According to a “diplomatic source” quoted by South Korean media, the United States knows where one of North Korea’s two uranium enrichment facilities is located and expects dictator Kim Jong-un to reveal the existence of both facilities to the world and invite international inspections.

According to a report by Korea Joongang Daily, the diplomatic source said Kim has “made up his mind to reveal such facilities as one of the big actions he plans to take” during his June 12 meeting with U.S. President Donald Trump in Singapore.

The report suggests the two secret facilities in question are separate from the widely-known reactor at Yongbyon, and there might be more than two of them:

American nuclear weapons expert Siegfried Hecker, a professor emeritus at Stanford University, led a group of U.S. scientists to North Korea’s Yongbyon nuclear complex in November 2010. He later said that one facility contained 2,000 centrifuges producing low-enriched uranium but that the facility could be easily be converted to produce HEU bomb fuel — and that parallel facilities could exist elsewhere.

They were the last group of U.S. scientists to make such a visit, and since then, North Korea’s HEU facilities and stockpile have been opaque.

“The United States views that besides the one or two secret facilities, there can be more secret HEU facilities in North Korea and it is in the process of confirming them,” said this source.

Another official indicated the exact location of such secret uranium enrichment facilities is a closely guarded secret and not confirmed, but there is a high likelihood of one being located underground near the Panghyon Airfield in Kusong, a city in North Pyongan Province, or in some other location in the province.

Another “diplomatic source in Washington” told Korea Joongang Daily that Treasury Secretary Steven Mnuchin will not accompany President Trump to Singapore, sending a signal to North Korea that it will be rewarded with phased relief from sanctions with each step toward denuclearization it takes.
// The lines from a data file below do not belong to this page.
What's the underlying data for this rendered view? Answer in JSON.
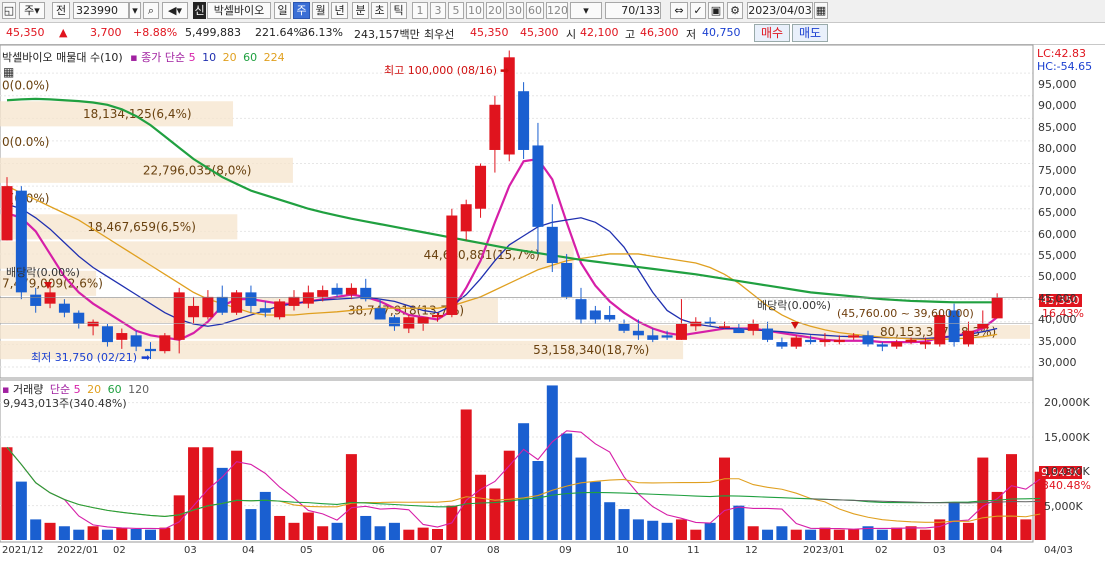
{
  "toolbar": {
    "mode": "주",
    "jeon_label": "전",
    "code": "323990",
    "stock_badge": "신",
    "stock_name": "박셀바이오",
    "periods": [
      "일",
      "주",
      "월",
      "년",
      "분",
      "초",
      "틱"
    ],
    "active_period": "주",
    "counts": [
      "1",
      "3",
      "5",
      "10",
      "20",
      "30",
      "60",
      "120"
    ],
    "page_counter": "70",
    "page_total": "/133",
    "date": "2023/04/03"
  },
  "quote": {
    "price": "45,350",
    "arrow": "▲",
    "change": "3,700",
    "change_pct": "+8.88%",
    "volume": "5,499,883",
    "volume_ratio": "221.64%",
    "turnover": "36.13%",
    "amount": "243,157백만",
    "priority_label": "최우선",
    "bid": "45,350",
    "ask": "45,300",
    "open_label": "시",
    "open": "42,100",
    "high_label": "고",
    "high": "46,300",
    "low_label": "저",
    "low": "40,750",
    "buy_button": "매수",
    "sell_button": "매도"
  },
  "price_panel": {
    "title": "박셀바이오 매물대 수(10)",
    "ma_label": "종가 단순",
    "ma_periods": [
      "5",
      "10",
      "20",
      "60",
      "224"
    ],
    "corner_lc": "LC:42.83",
    "corner_hc": "HC:-54.65",
    "last_price_tag": "45,350",
    "last_pct_tag": "16.43%",
    "high_annotation": "최고 100,000 (08/16)",
    "low_annotation": "최저 31,750 (02/21)",
    "dividend_labels": [
      "배당락(0.00%)",
      "배당락(0.00%)"
    ],
    "range_label": "(45,760.00 ~ 39,600.00)",
    "y_ticks": [
      "95,000",
      "90,000",
      "85,000",
      "80,000",
      "75,000",
      "70,000",
      "65,000",
      "60,000",
      "55,000",
      "50,000",
      "45,000",
      "40,000",
      "35,000",
      "30,000"
    ]
  },
  "volume_panel": {
    "title": "거래량",
    "ma_label": "단순",
    "ma_periods": [
      "5",
      "20",
      "60",
      "120"
    ],
    "last_volume": "9,943,013주(340.48%)",
    "last_tag": "9,943K",
    "last_pct_tag": "340.48%",
    "y_ticks": [
      "20,000K",
      "15,000K",
      "10,000K",
      "5,000K"
    ]
  },
  "x_labels": [
    "2021/12",
    "2022/01",
    "02",
    "03",
    "04",
    "05",
    "06",
    "07",
    "08",
    "09",
    "10",
    "11",
    "12",
    "2023/01",
    "02",
    "03",
    "04",
    "04/03"
  ],
  "chart_data": {
    "type": "candlestick",
    "title": "박셀바이오 매물대 수(10)",
    "period": "weekly",
    "y_range": [
      28000,
      101000
    ],
    "volume_range": [
      0,
      23000000
    ],
    "volume_profile": [
      {
        "label": "0(0.0%)",
        "price_low": 89000,
        "price_high": 95500,
        "shares": 0
      },
      {
        "label": "18,134,125(6,4%)",
        "price_low": 83000,
        "price_high": 89000,
        "shares": 18134125
      },
      {
        "label": "0(0.0%)",
        "price_low": 76500,
        "price_high": 83000,
        "shares": 0
      },
      {
        "label": "22,796,035(8,0%)",
        "price_low": 70500,
        "price_high": 76500,
        "shares": 22796035
      },
      {
        "label": "0(0.0%)",
        "price_low": 64000,
        "price_high": 70500,
        "shares": 0
      },
      {
        "label": "18,467,659(6,5%)",
        "price_low": 58000,
        "price_high": 64000,
        "shares": 18467659
      },
      {
        "label": "44,640,881(15,7%)",
        "price_low": 51500,
        "price_high": 58000,
        "shares": 44640881
      },
      {
        "label": "7,479,009(2,6%)",
        "price_low": 45500,
        "price_high": 51500,
        "shares": 7479009
      },
      {
        "label": "38,747,918(13,7%)",
        "price_low": 39500,
        "price_high": 45500,
        "shares": 38747918
      },
      {
        "label": "80,153,367(28,3%)",
        "price_low": 36000,
        "price_high": 39500,
        "shares": 80153367
      },
      {
        "label": "53,158,340(18,7%)",
        "price_low": 31500,
        "price_high": 36000,
        "shares": 53158340
      }
    ],
    "candles": [
      {
        "o": 58000,
        "h": 72000,
        "l": 58000,
        "c": 70000
      },
      {
        "o": 69000,
        "h": 70000,
        "l": 45000,
        "c": 46500
      },
      {
        "o": 46000,
        "h": 47500,
        "l": 42000,
        "c": 43500
      },
      {
        "o": 44000,
        "h": 48500,
        "l": 43000,
        "c": 46500
      },
      {
        "o": 44000,
        "h": 45000,
        "l": 41000,
        "c": 42000
      },
      {
        "o": 42000,
        "h": 42500,
        "l": 38500,
        "c": 39500
      },
      {
        "o": 39000,
        "h": 40500,
        "l": 37000,
        "c": 40000
      },
      {
        "o": 39000,
        "h": 39500,
        "l": 34500,
        "c": 35500
      },
      {
        "o": 36000,
        "h": 38500,
        "l": 34000,
        "c": 37500
      },
      {
        "o": 37000,
        "h": 38000,
        "l": 33500,
        "c": 34500
      },
      {
        "o": 34000,
        "h": 35500,
        "l": 31750,
        "c": 33500
      },
      {
        "o": 33500,
        "h": 37500,
        "l": 33000,
        "c": 37000
      },
      {
        "o": 36000,
        "h": 47500,
        "l": 33000,
        "c": 46500
      },
      {
        "o": 41000,
        "h": 45500,
        "l": 39500,
        "c": 43500
      },
      {
        "o": 41000,
        "h": 47000,
        "l": 40500,
        "c": 45500
      },
      {
        "o": 45500,
        "h": 48000,
        "l": 41500,
        "c": 42000
      },
      {
        "o": 42000,
        "h": 47000,
        "l": 41500,
        "c": 46500
      },
      {
        "o": 46500,
        "h": 48000,
        "l": 42000,
        "c": 43500
      },
      {
        "o": 43000,
        "h": 44500,
        "l": 41000,
        "c": 42000
      },
      {
        "o": 41000,
        "h": 45000,
        "l": 40500,
        "c": 44500
      },
      {
        "o": 43500,
        "h": 47000,
        "l": 42500,
        "c": 45500
      },
      {
        "o": 44000,
        "h": 48000,
        "l": 43000,
        "c": 46500
      },
      {
        "o": 45500,
        "h": 48000,
        "l": 44500,
        "c": 47000
      },
      {
        "o": 47500,
        "h": 48500,
        "l": 45500,
        "c": 46000
      },
      {
        "o": 46000,
        "h": 48500,
        "l": 45000,
        "c": 47500
      },
      {
        "o": 47500,
        "h": 49500,
        "l": 44500,
        "c": 45000
      },
      {
        "o": 43000,
        "h": 45000,
        "l": 40500,
        "c": 40500
      },
      {
        "o": 41000,
        "h": 41500,
        "l": 38000,
        "c": 39000
      },
      {
        "o": 38500,
        "h": 41500,
        "l": 37500,
        "c": 41000
      },
      {
        "o": 39500,
        "h": 41000,
        "l": 38000,
        "c": 41000
      },
      {
        "o": 41000,
        "h": 42000,
        "l": 40000,
        "c": 41500
      },
      {
        "o": 41500,
        "h": 65000,
        "l": 41000,
        "c": 63500
      },
      {
        "o": 60000,
        "h": 67000,
        "l": 58000,
        "c": 66000
      },
      {
        "o": 65000,
        "h": 75000,
        "l": 63000,
        "c": 74500
      },
      {
        "o": 78000,
        "h": 90000,
        "l": 73000,
        "c": 88000
      },
      {
        "o": 77000,
        "h": 100000,
        "l": 75500,
        "c": 98500
      },
      {
        "o": 91000,
        "h": 93000,
        "l": 76000,
        "c": 78000
      },
      {
        "o": 79000,
        "h": 84000,
        "l": 55000,
        "c": 61000
      },
      {
        "o": 61000,
        "h": 66000,
        "l": 51000,
        "c": 53000
      },
      {
        "o": 53000,
        "h": 55000,
        "l": 45000,
        "c": 45500
      },
      {
        "o": 45000,
        "h": 47500,
        "l": 39500,
        "c": 40500
      },
      {
        "o": 42500,
        "h": 43500,
        "l": 39500,
        "c": 40500
      },
      {
        "o": 41500,
        "h": 43500,
        "l": 40000,
        "c": 40500
      },
      {
        "o": 39500,
        "h": 40500,
        "l": 37500,
        "c": 38000
      },
      {
        "o": 38000,
        "h": 40500,
        "l": 36000,
        "c": 37000
      },
      {
        "o": 37000,
        "h": 38500,
        "l": 35500,
        "c": 36000
      },
      {
        "o": 37000,
        "h": 38000,
        "l": 36000,
        "c": 36500
      },
      {
        "o": 36000,
        "h": 45000,
        "l": 36000,
        "c": 39500
      },
      {
        "o": 39000,
        "h": 41000,
        "l": 38000,
        "c": 40000
      },
      {
        "o": 40000,
        "h": 41000,
        "l": 39000,
        "c": 39500
      },
      {
        "o": 39000,
        "h": 40000,
        "l": 38500,
        "c": 39000
      },
      {
        "o": 38500,
        "h": 39500,
        "l": 37500,
        "c": 37500
      },
      {
        "o": 38000,
        "h": 40500,
        "l": 37000,
        "c": 39500
      },
      {
        "o": 38500,
        "h": 40000,
        "l": 35500,
        "c": 36000
      },
      {
        "o": 35500,
        "h": 36500,
        "l": 34000,
        "c": 34500
      },
      {
        "o": 34500,
        "h": 37000,
        "l": 34000,
        "c": 36500
      },
      {
        "o": 36000,
        "h": 37000,
        "l": 35000,
        "c": 35500
      },
      {
        "o": 35500,
        "h": 37500,
        "l": 34500,
        "c": 36000
      },
      {
        "o": 35500,
        "h": 37000,
        "l": 35000,
        "c": 36000
      },
      {
        "o": 36500,
        "h": 37500,
        "l": 36000,
        "c": 37000
      },
      {
        "o": 37000,
        "h": 38000,
        "l": 34500,
        "c": 35000
      },
      {
        "o": 35000,
        "h": 35500,
        "l": 33500,
        "c": 34500
      },
      {
        "o": 34500,
        "h": 36000,
        "l": 34000,
        "c": 35500
      },
      {
        "o": 35500,
        "h": 36500,
        "l": 35000,
        "c": 36000
      },
      {
        "o": 35000,
        "h": 36500,
        "l": 34000,
        "c": 35500
      },
      {
        "o": 35000,
        "h": 42500,
        "l": 34500,
        "c": 41500
      },
      {
        "o": 42500,
        "h": 44000,
        "l": 34500,
        "c": 35500
      },
      {
        "o": 35000,
        "h": 40000,
        "l": 34500,
        "c": 38000
      },
      {
        "o": 38500,
        "h": 42500,
        "l": 38500,
        "c": 39500
      },
      {
        "o": 40750,
        "h": 46300,
        "l": 40750,
        "c": 45350
      }
    ],
    "ma": [
      {
        "name": "5",
        "color": "#d61fa8",
        "values": [
          64000,
          63000,
          60000,
          55000,
          50000,
          46500,
          44000,
          42000,
          40000,
          38000,
          37000,
          36500,
          36000,
          37500,
          40000,
          43500,
          45000,
          45000,
          44500,
          44000,
          44000,
          44500,
          45000,
          45500,
          46000,
          45500,
          44500,
          43000,
          41500,
          41000,
          40500,
          42500,
          47500,
          53500,
          62000,
          70000,
          75500,
          76000,
          71500,
          62000,
          53000,
          48000,
          44500,
          42000,
          40000,
          38500,
          37500,
          37000,
          37500,
          38000,
          38500,
          38500,
          38500,
          38000,
          37500,
          37000,
          36500,
          36000,
          35800,
          35800,
          35800,
          35500,
          35500,
          35500,
          35600,
          36500,
          36800,
          37500,
          38500,
          41000
        ]
      },
      {
        "name": "10",
        "color": "#2030b0",
        "values": [
          66000,
          65000,
          63000,
          60500,
          57500,
          54500,
          52000,
          50000,
          48000,
          46000,
          44000,
          42000,
          40500,
          39500,
          39000,
          39500,
          40500,
          41500,
          42500,
          43500,
          44000,
          44500,
          44800,
          45000,
          45200,
          45500,
          45000,
          44500,
          43500,
          42500,
          42000,
          43500,
          46000,
          49500,
          53500,
          57000,
          59000,
          61000,
          62000,
          62500,
          63000,
          62000,
          60000,
          56500,
          51500,
          46500,
          42500,
          40500,
          39500,
          39000,
          38500,
          38500,
          38200,
          38000,
          37800,
          37500,
          37200,
          37000,
          36800,
          36700,
          36600,
          36500,
          36400,
          36300,
          36300,
          36500,
          36800,
          37200,
          37800,
          38500
        ]
      },
      {
        "name": "20",
        "color": "#e0a020",
        "values": [
          70000,
          68500,
          67000,
          65500,
          64000,
          62500,
          60500,
          58500,
          56500,
          54500,
          52500,
          50500,
          48500,
          46500,
          45000,
          44000,
          43000,
          42000,
          41500,
          41500,
          41500,
          41800,
          42000,
          42200,
          42500,
          42800,
          43000,
          43000,
          43000,
          43000,
          43000,
          43500,
          44500,
          45500,
          47000,
          48500,
          50000,
          51500,
          52500,
          53500,
          54000,
          54500,
          55000,
          55000,
          55000,
          54500,
          54000,
          53500,
          53000,
          52000,
          50500,
          48500,
          46000,
          43500,
          41500,
          40000,
          39000,
          38200,
          37600,
          37200,
          36900,
          36600,
          36400,
          36200,
          36100,
          36100,
          36200,
          36400,
          36700,
          37200
        ]
      },
      {
        "name": "60",
        "color": "#20a040",
        "values": [
          89000,
          89200,
          89300,
          89200,
          89000,
          88800,
          88500,
          88000,
          87000,
          85500,
          83500,
          81000,
          78500,
          76000,
          74000,
          72000,
          70500,
          69000,
          68000,
          67000,
          66000,
          65000,
          64200,
          63500,
          62800,
          62200,
          61600,
          61000,
          60400,
          59800,
          59200,
          58600,
          58000,
          57400,
          56800,
          56200,
          55700,
          55200,
          54700,
          54200,
          53700,
          53300,
          52900,
          52500,
          52100,
          51700,
          51300,
          50900,
          50500,
          50000,
          49500,
          49000,
          48500,
          48000,
          47500,
          47000,
          46500,
          46200,
          45900,
          45600,
          45300,
          45000,
          44800,
          44600,
          44500,
          44400,
          44300,
          44300,
          44300,
          44300
        ]
      }
    ],
    "volume": {
      "values": [
        13500000,
        8500000,
        3000000,
        2500000,
        2000000,
        1500000,
        2000000,
        1500000,
        1800000,
        1600000,
        1500000,
        1800000,
        6500000,
        13500000,
        13500000,
        10500000,
        13000000,
        4500000,
        7000000,
        3500000,
        2500000,
        4000000,
        2000000,
        2500000,
        12500000,
        3500000,
        2000000,
        2500000,
        1500000,
        1800000,
        1600000,
        5000000,
        19000000,
        9500000,
        7500000,
        13000000,
        17000000,
        11500000,
        22500000,
        15500000,
        12000000,
        8500000,
        5500000,
        4500000,
        3000000,
        2800000,
        2500000,
        3000000,
        1500000,
        2500000,
        12000000,
        5000000,
        2000000,
        1500000,
        2000000,
        1500000,
        1500000,
        1800000,
        1500000,
        1600000,
        2000000,
        1500000,
        1800000,
        2000000,
        1500000,
        3000000,
        5500000,
        2500000,
        12000000,
        7000000,
        12500000,
        3000000,
        9943013
      ],
      "ma5_color": "#d61fa8",
      "ma20_color": "#e0a020",
      "ma60_color": "#20a040",
      "ma120_color": "#606060"
    },
    "up_color": "#e0141e",
    "down_color": "#1a5fd0"
  }
}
The denuclearization process would likely take several years to complete, so U.S. negotiators and inspectors will have to remain on guard for the kind of delaying tactics North Korea has often used in the past.
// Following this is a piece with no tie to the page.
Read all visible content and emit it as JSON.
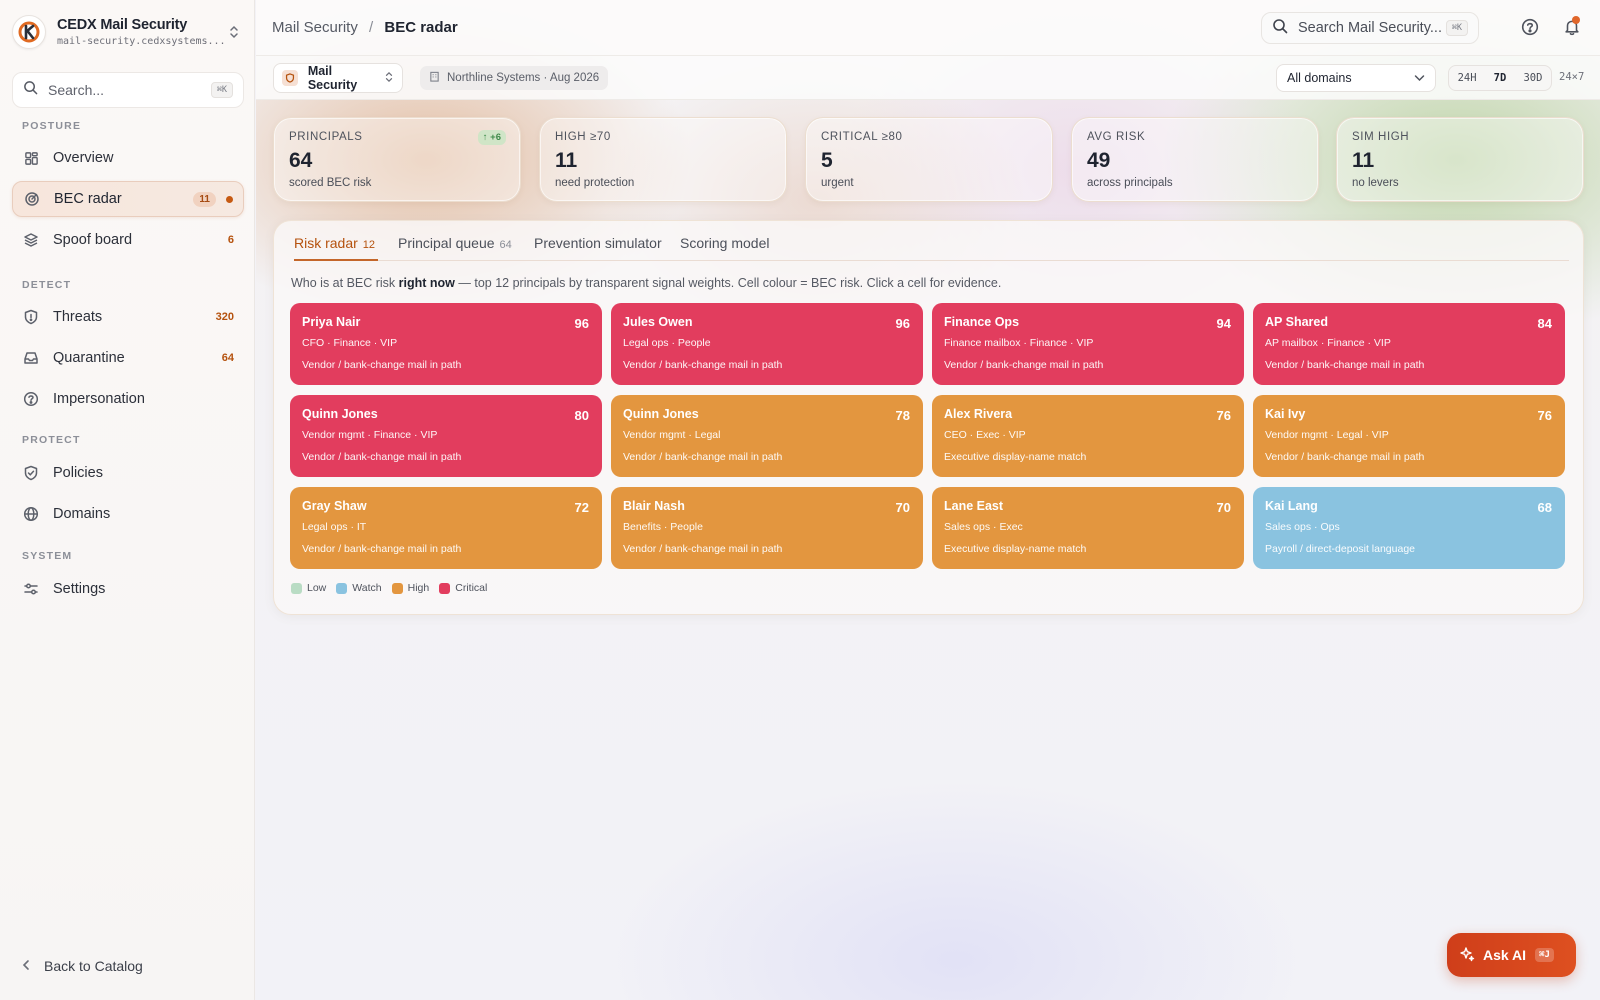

One of the sources for the Korean report intriguingly suggested the U.S. is not revealing exactly what it wants out of North Korea, including the structure of the international inspection regime that would verify denuclearization, because it does not want Kim to steal the spotlight at the summit by making a “big proposal” right up front.
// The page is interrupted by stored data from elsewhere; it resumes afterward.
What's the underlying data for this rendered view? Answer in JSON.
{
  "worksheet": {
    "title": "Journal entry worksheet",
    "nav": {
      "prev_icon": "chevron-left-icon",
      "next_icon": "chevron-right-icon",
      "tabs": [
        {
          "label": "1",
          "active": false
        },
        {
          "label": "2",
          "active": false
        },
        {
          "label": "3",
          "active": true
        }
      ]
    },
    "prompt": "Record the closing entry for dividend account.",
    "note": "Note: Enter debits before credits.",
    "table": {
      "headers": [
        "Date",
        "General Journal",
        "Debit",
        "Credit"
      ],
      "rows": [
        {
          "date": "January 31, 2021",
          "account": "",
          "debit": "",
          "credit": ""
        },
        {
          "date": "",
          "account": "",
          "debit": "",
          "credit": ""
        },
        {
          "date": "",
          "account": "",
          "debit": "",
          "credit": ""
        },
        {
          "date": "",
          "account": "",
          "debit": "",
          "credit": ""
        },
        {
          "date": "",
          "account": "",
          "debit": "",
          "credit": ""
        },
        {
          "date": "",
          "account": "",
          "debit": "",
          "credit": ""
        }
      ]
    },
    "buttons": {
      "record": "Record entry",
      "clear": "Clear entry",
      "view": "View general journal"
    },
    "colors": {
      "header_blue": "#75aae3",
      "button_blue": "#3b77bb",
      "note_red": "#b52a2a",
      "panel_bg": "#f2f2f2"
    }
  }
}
Prior to the “diplomatic thaw” at the beginning of 2018, North Korea dramatically ramped up uranium enrichment and doubled the size of the facility at Yongbyon, giving it the capacity to produce up to six nuclear bombs per year.

National Security Adviser John Bolton suggested on Sunday that North Korea’s nuclear weapons be dismantled and sent to the U.S. Department of Energy research facility in Oak Ridge, Tennessee.

Bolton said denuclearization means “getting rid of the uranium enrichment and plutonium processing capabilities, it means addressing the ballistic missile issue, a lot of things like that.”